Nos primeiros cinco meses deste ano (janeiro/maio) foram desativadas 17 agências de empresas bancárias no estado. Observa Edmilson Cerqueira, diretor de Comunicação do Sindicato dos Bancários de Feira de Santana, que há 15 anos a cidade contava com cerca de 1.500 bancários e no que pese o acelerado desenvolvimento do município e o natural aumento populacional a categoria vem sendo reduzida, por conta das demissões e fechamentos de agências. Hoje, segundo disse, são cerca de 800 bancários na cidade.

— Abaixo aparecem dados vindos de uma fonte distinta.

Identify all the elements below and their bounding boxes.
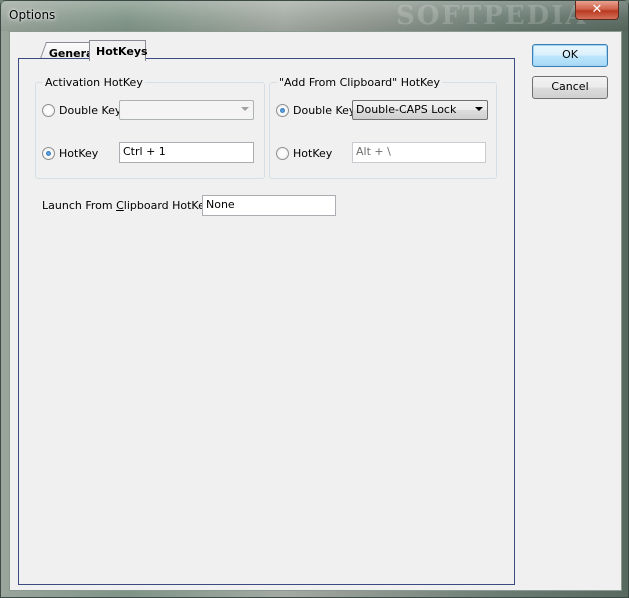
clipboard-hotkey-value: Alt + \ [356,145,391,158]
activation-hotkey-value: Ctrl + 1 [123,145,166,158]
launch-hotkey-field[interactable]: None [202,195,336,216]
title-bar[interactable]: Options SOFTPEDIA ✕ [1,1,628,31]
options-window: Options SOFTPEDIA ✕ General HotKeys Acti… [0,0,629,598]
launch-hotkey-label-accelerator: C [116,199,124,212]
activation-double-key-select[interactable] [119,100,254,120]
hotkeys-panel: Activation HotKey Double Key HotKey Ctrl… [18,58,515,585]
clipboard-double-key-value: Double-CAPS Lock [356,103,457,116]
activation-double-key-option[interactable]: Double Key [42,104,121,117]
chevron-down-icon [475,107,483,111]
activation-hotkey-option[interactable]: HotKey [42,147,98,160]
launch-hotkey-value: None [206,198,235,211]
clipboard-hotkey-option[interactable]: HotKey [276,147,332,160]
activation-hotkey-label: HotKey [59,147,99,160]
clipboard-hotkey-group-label: "Add From Clipboard" HotKey [277,76,442,89]
launch-hotkey-label-prefix: Launch From [42,199,117,212]
activation-hotkey-radio[interactable] [42,147,55,160]
close-button[interactable]: ✕ [575,1,619,20]
dialog-client-area: General HotKeys Activation HotKey Double… [9,31,622,591]
cancel-button[interactable]: Cancel [532,76,608,99]
activation-hotkey-group-label: Activation HotKey [43,76,145,89]
launch-hotkey-label-suffix: lipboard HotKey [123,199,212,212]
clipboard-double-key-radio[interactable] [276,104,289,117]
chevron-down-icon [241,107,249,111]
clipboard-double-key-label: Double Key [293,104,356,117]
tab-hotkeys[interactable]: HotKeys [89,40,148,61]
activation-hotkey-group [35,82,265,179]
ok-button-label: OK [562,48,578,61]
ok-button[interactable]: OK [532,44,608,67]
clipboard-double-key-select[interactable]: Double-CAPS Lock [352,100,488,120]
clipboard-hotkey-radio[interactable] [276,147,289,160]
activation-hotkey-field[interactable]: Ctrl + 1 [119,142,254,163]
clipboard-double-key-option[interactable]: Double Key [276,104,355,117]
close-icon: ✕ [591,2,603,17]
clipboard-hotkey-label: HotKey [293,147,333,160]
activation-double-key-label: Double Key [59,104,122,117]
softpedia-watermark: SOFTPEDIA [396,1,588,31]
cancel-button-label: Cancel [551,80,589,93]
launch-hotkey-label: Launch From Clipboard HotKey [42,199,211,212]
activation-double-key-radio[interactable] [42,104,55,117]
tab-hotkeys-label: HotKeys [96,45,148,58]
clipboard-hotkey-group [269,82,497,179]
clipboard-hotkey-field[interactable]: Alt + \ [352,142,486,163]
window-title: Options [9,8,56,22]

O avanço tecnológico e digitalização dos serviços, conforme Edmilson Cerqueira são os argumentos dos bancos para justificar a política de fechamento de agências em total desrespeito ao cliente que é empurrado para a terceirização através de correspondentes e agências autônomas de crédito. Esse modelo aplicado cada vez mais, além de provocar a redução de postos de trabalho, força a prática do autoatendimento. Em Salvador, conforme o presidente do Sindicato dos Bancários da Bahia, Augusto Vasconcelos, seis agências já foram fechadas este ano.

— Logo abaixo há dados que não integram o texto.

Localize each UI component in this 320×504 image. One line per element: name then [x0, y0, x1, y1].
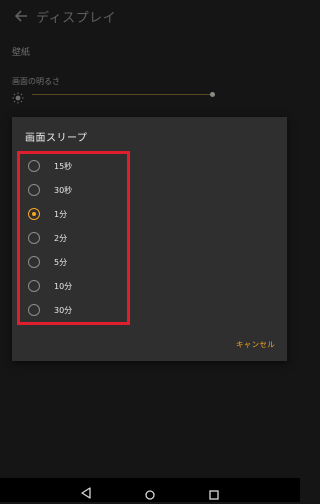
setting-item-brightness: 画面の明るさ: [12, 77, 60, 86]
sun-icon: [12, 89, 24, 104]
brightness-slider-thumb[interactable]: [210, 92, 215, 97]
navigation-bar: [0, 478, 300, 502]
option-2m[interactable]: 2分: [20, 229, 127, 249]
radio-button[interactable]: [28, 256, 40, 268]
setting-item-wallpaper[interactable]: 壁紙: [12, 45, 30, 58]
option-label: 2分: [54, 234, 68, 243]
option-label: 1分: [54, 210, 68, 219]
option-5m[interactable]: 5分: [20, 253, 127, 273]
option-list-highlight: 15秒 30秒 1分 2分 5分 10分 30分: [17, 151, 130, 325]
option-15s[interactable]: 15秒: [20, 157, 127, 177]
circle-home-icon[interactable]: [145, 485, 155, 500]
radio-button[interactable]: [28, 232, 40, 244]
radio-button[interactable]: [28, 280, 40, 292]
option-label: 5分: [54, 258, 68, 267]
radio-button[interactable]: [28, 184, 40, 196]
option-30s[interactable]: 30秒: [20, 181, 127, 201]
back-arrow-icon[interactable]: [13, 8, 29, 24]
triangle-back-icon[interactable]: [81, 484, 91, 499]
sleep-dialog: 画面スリープ 15秒 30秒 1分 2分 5分 10分 30分 キャンセル: [12, 117, 287, 361]
option-10m[interactable]: 10分: [20, 277, 127, 297]
cancel-button[interactable]: キャンセル: [236, 339, 275, 350]
dialog-title: 画面スリープ: [25, 133, 88, 144]
option-1m[interactable]: 1分: [20, 205, 127, 225]
app-bar: ディスプレイ: [0, 0, 300, 32]
square-recents-icon[interactable]: [209, 485, 219, 500]
option-label: 30分: [54, 306, 73, 315]
page-title: ディスプレイ: [36, 11, 117, 26]
radio-button-selected[interactable]: [28, 208, 40, 220]
option-30m[interactable]: 30分: [20, 301, 127, 321]
radio-button[interactable]: [28, 160, 40, 172]
option-label: 30秒: [54, 186, 73, 195]
radio-button[interactable]: [28, 304, 40, 316]
brightness-slider-track[interactable]: [32, 94, 212, 95]
option-label: 10分: [54, 282, 73, 291]
option-label: 15秒: [54, 162, 73, 171]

Edmilson Cerqueira reforça o questionamento salientando que no ano passado (2022) o Bradesco registrou um lucro superior a R$20,7 bilhões e o Itaú um lucro de R$30 bilhões, não se justificando, em hipótese alguma, a política de fechamento de unidades e redução dos quadros de trabalhadores.
Ressalta o sindicalista que os bancos estão apenas visando lucros sem observar o papel social que lhe é atribuído de forma lógica, pois devem cuidar do bem estar da população que se utilizada dos seus serviços, até porque boa parte dela ainda não acompanha a moderna tecnologia, como por exemplo, o uso de aplicativos. Sugere Edmilson que os clientes que sofrem com o atendimento de determinadas agências denunciem aos órgão competentes como forma de contribuir na luta dos órgãos sindicalistas.
* Por Zadir Marques Porto – Jornalista.